Alex is struggling. His severe OCD makes it hard for him to leave the house, especially when Dan and his gang are waiting for him at school…
When the two boys’ mums arrange for them to meet out of school and finish building the raft that Dan started with his brother, it seems like the end of the world. But could it be the start of an unlikely friendship?”

I’d seen this floating around on Twitter from my teacher pals, and was curious about it so the lovely publishers kindly sent me a review copy. 

I wasn’t really sure what to expect. I knew it was going to be good. I knew it would make an impression on me, but I was not expecting it to have SUCH a big impression on me. This book is important. This book should be in EVERY classroom. For kids in KS2, upwards, this is a MUST have. 

There’s something very gripping about this book. The character perspectives are my favourite things. You learn so much about both boys throughout the book from their chapters. The book is split into dual perspectives – you get a chapter from Dan and then a chapter from Alex. Their stories are very different but they’re both looking for the same things – acceptance, happiness, friendship.
Dan: the bully, dealing with an upheaval in his home life, acting out at school.
Alex: the bullied, lacking in friends, suffering from OCD, struggling to tell anyone about the bullying, dealing with his parents’ views of his OCD.
I found Dan REALLY hard to like in the beginning – his actions made him unlikeable for me. I couldn’t get round to this idea of liking the school bully. Him and his cronies just made me cross. However, as the book goes on, there’s glimmers of him (the real him) coming out and that’s when I realised that there’s more to Dan than meets the eye. I liked Alex from the beginning. I think that’s what’s expected. I think you’re meant to like him and feel a bit of empathy for him. That doesn’t mean that his character doesn’t go through an incredible arc because he does. There’s moments where he forgets all of his concerns because there’s more important things – those moments of growth were incredible. 

The message this book delivers is SO important. It delivers an incredibly powerful message of friendship; the perils of being a bully; acceptance of people for who they are; showing compassion; being the person you’re meant to be, not the person your “friends” want you to be. (Side note: I hate calling books important, I think all books are important because they all tell a story and give a perspective)

Stories are necessary. Stories teach children about all sorts. This is a book I will be completely and utterly using to discuss empathy, compassion and doing what’s right.
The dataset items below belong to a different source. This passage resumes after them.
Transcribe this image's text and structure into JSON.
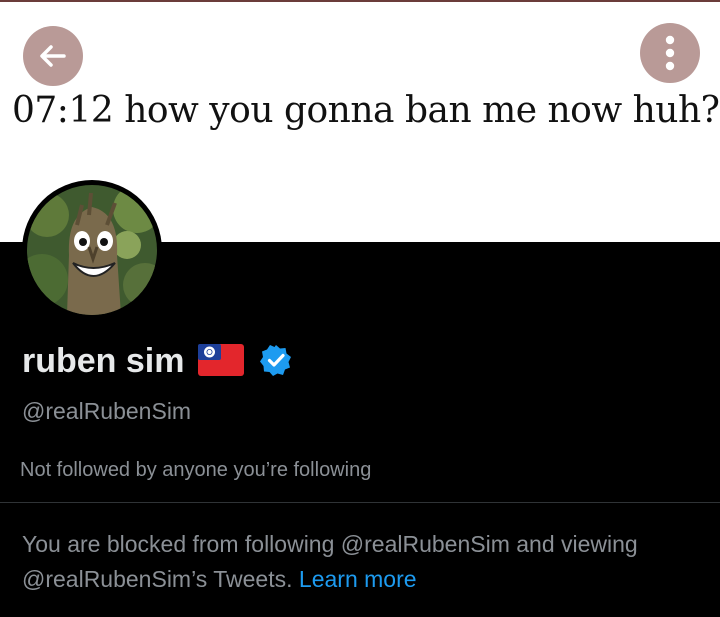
{
  "banner": {
    "text": "07:12 how you gonna ban me now huh?",
    "color": "#ffffff"
  },
  "header": {
    "back_icon": "arrow-left-icon",
    "more_icon": "more-vertical-icon",
    "button_color": "#b99a97"
  },
  "profile": {
    "display_name": "ruben sim",
    "flag_icon": "taiwan-flag-icon",
    "verified_icon": "verified-badge-icon",
    "handle": "@realRubenSim",
    "followed_note": "Not followed by anyone you’re following"
  },
  "blocked_notice": {
    "text": "You are blocked from following @realRubenSim and viewing @realRubenSim’s Tweets. ",
    "link_text": "Learn more",
    "link_color": "#1d9bf0"
  }
}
Children need to be given the language of empathy. Children need to hear stories of all kinds of people. This one is special. I am so glad I came across it. 

I genuinely can not praise this book enough. I will for sure be keeping an eye on Stewart Foster books. I think he’s brilliant. 

Have you read All The Things That Could Go Wrong?
Do you have a favourite story to use when discussing empathy?

Once again a massive thank you to the publisher for sending me this book. It is an incredible book.